Mother Mary as in a Dream, Raton, NM, photos © 2008 by
ybonesy. All rights reserved.
Last Wednesday afternoon I found myself in one of the best spots I could imagine, with my parents and oldest sister, and in the company of my beloved grandparents and best-ever uncle. We were in the cemetery in Raton, New Mexico, where Grandma, Grandpa, and Uncle Pat are buried.
I get my love of cemeteries from Mom. I didn’t know how much she loved them until this visit. I usually go to cemeteries with my dad; each Memorial Day we make the trek to Costilla, the place where his parents are buried. But on this particular trip Mom asked if we could stop in Raton to see her parents and brother. “I love cemeteries,” she told me as we left our relatives’ headstones and began exploring the grounds.
We walked all over the cemetery. The dry grass crackled under our feet. Most of the headstones were small and unassuming.
“Oh, there’s Joe Gourley,” Mom said. Joe was the son of a rich man in Raton, who Mom still calls “Mr. Gourley.” Joe Gourley, the son, went to war.

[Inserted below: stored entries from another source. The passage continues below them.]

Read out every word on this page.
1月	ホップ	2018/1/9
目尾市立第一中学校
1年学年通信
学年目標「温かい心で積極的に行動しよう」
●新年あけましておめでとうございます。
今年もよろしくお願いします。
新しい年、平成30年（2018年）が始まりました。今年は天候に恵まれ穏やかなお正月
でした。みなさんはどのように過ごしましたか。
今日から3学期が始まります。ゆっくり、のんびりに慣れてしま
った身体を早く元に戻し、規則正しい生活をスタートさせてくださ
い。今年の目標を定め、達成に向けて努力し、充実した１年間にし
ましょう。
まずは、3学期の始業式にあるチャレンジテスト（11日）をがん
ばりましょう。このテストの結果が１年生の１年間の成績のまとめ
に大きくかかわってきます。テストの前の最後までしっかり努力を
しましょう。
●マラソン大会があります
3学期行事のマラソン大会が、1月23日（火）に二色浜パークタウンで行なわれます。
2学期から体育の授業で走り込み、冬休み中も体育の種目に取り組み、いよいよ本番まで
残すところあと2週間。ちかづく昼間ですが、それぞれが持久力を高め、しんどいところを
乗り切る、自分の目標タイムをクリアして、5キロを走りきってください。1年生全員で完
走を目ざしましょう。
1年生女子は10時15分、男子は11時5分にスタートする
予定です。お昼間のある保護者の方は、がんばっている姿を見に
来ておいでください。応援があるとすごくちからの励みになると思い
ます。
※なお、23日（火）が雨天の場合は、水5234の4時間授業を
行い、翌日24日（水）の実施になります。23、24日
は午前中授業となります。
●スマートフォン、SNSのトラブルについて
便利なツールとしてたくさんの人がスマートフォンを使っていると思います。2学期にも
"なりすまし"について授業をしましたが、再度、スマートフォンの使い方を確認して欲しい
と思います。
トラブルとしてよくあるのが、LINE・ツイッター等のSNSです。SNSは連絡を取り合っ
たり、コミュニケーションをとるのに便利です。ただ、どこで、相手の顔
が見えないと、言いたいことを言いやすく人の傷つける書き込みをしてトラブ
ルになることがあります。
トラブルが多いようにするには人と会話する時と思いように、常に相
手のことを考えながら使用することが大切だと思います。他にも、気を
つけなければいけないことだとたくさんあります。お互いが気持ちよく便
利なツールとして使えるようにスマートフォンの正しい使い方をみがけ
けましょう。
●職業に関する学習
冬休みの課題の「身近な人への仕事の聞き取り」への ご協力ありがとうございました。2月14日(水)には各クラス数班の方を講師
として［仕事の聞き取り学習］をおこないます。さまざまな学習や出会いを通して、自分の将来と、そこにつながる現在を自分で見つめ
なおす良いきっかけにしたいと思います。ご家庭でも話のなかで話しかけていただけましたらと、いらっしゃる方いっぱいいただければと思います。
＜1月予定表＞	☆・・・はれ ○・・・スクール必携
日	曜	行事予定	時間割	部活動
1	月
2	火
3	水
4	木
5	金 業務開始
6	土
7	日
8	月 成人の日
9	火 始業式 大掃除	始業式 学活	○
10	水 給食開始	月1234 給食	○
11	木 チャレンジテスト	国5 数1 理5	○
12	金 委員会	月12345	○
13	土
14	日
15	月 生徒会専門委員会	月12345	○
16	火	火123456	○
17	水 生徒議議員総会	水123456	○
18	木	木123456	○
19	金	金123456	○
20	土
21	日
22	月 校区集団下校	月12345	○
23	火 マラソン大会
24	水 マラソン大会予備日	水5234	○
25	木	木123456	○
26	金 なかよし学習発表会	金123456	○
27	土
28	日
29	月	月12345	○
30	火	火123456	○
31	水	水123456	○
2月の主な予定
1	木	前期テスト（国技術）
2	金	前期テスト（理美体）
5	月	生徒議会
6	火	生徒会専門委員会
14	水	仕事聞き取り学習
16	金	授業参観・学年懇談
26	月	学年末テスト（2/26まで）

When he came back he shot himself. Mom did the math in her head to make sure this was the right Joe Gourley, the one she knew who killed himself. “Yep, that would be about right.”
The June day my grandmother was buried here, we attended a funeral mass. According to my imperfect memory, it was a High Mass with incense and big drops of Holy water splashed in our faces. The priest, dressed in white robes and a white cap, bellowed a sermon of doom. I don’t know why this particular service seemed so gloomy to me — it was held in 1985, when I was 24 and gloomy myself — but I remember it plucked the chords of the guilt side of our Catholic faith. I felt resentful and confused. Was he talking about my grandmother or were his messages intended for us?
My relationship with Catholicism is complex, influenced, I think, by Mom’s own complex relationship with the Church. She rebelled against Dad’s absolute piety, and she strained against the rigidity — the intolerance — with which some Catholic priests ruled their parishes in those days.
If pressed, she might be apt to say something like, “I don’t believe in God.” Yet she was a believer. She was just unwilling to concede the fact.
At the rosary held for Grandma the night before her burial, Mom sat in the front right-hand side of the church. A benevolent Virgin Mary dressed in blue and white robes stood silently in the nicho of a wall facing Mom and her youngest sister, Connie. My grandmother’s death was a blow for my mother. Mom called my grandmother “Mama” up until the day she died — she still does. They were close, talking for hours each week. Mom cried and cried through the Our Fathers and Hail Marys. At one point, she peered through her veil of tears and saw that the Virgin Mary was crying, too.
“Tears came down her cheeks, we saw them!” Mom pleaded afterwards. Both she and Connie saw the tears. Later on, before the funeral mass the next day, we went to see if the Virgin Mary statue had raised porcelain tears on her cheeks. There were none. Still, I believed.
Beverly Donofrio in her book Looking for Mary says that when the spirit of the Virgin Mary is nearby, so too is the smell of roses. I remember Mom used to like everything — lotion, perfume, candles — that smelled of roses. Old lady smell, I always thought, even though for years of birthdays and Mother’s Days, I gave her rose-fragranced-anything-I-could-find.
I can’t recall now the last time I thought to give Mom anything having to do with roses. It’s only today that I remember how much she loved that unmistakable fragrance.
One of the photos I took on Wednesday caught my eye as I pored through the shots from that day in the cemetery. It is a small statue of Mary. She sits on the ground, a short distance from the marble headstone of the person she graces. All around the Mary statue are needles and small branches from a nearby pine. I have picked her only because of who she is, not because I know the person buried there. I have to almost lie on the grave myself to get down low enough to photograph the statue.
In the photo of her I notice a shaft of light, thin and almost imperceptible, coming down over her right eye. She is completely white, but there on that right eye is a speck of dirt exactly where her iris would be.
It is not earth-shattering. It is not the stuff that draws throngs of believers. It’s dirt and a small ray of light. It could be nothing. It’s easy to miss.
I call Mom and tell her about the photo. “Oh, really?” she says. She sounds intrigued. A lot has happened in the 23 years since her mother died. Over the years and through various family crises, my mother has turned to her imperfect faith and made it something all of us can hold on to. She prays a rosary every day. Her rebellious self has changed. You can still see remnants of it but she no longer rebels just for the sake of rebelling.
“What do you think,” she asks, “is it a little miracle?” I tell her I’m not sure but that I’ll bring by my computer so that she can see for herself. “I believe in miracles, you know,” she tells me.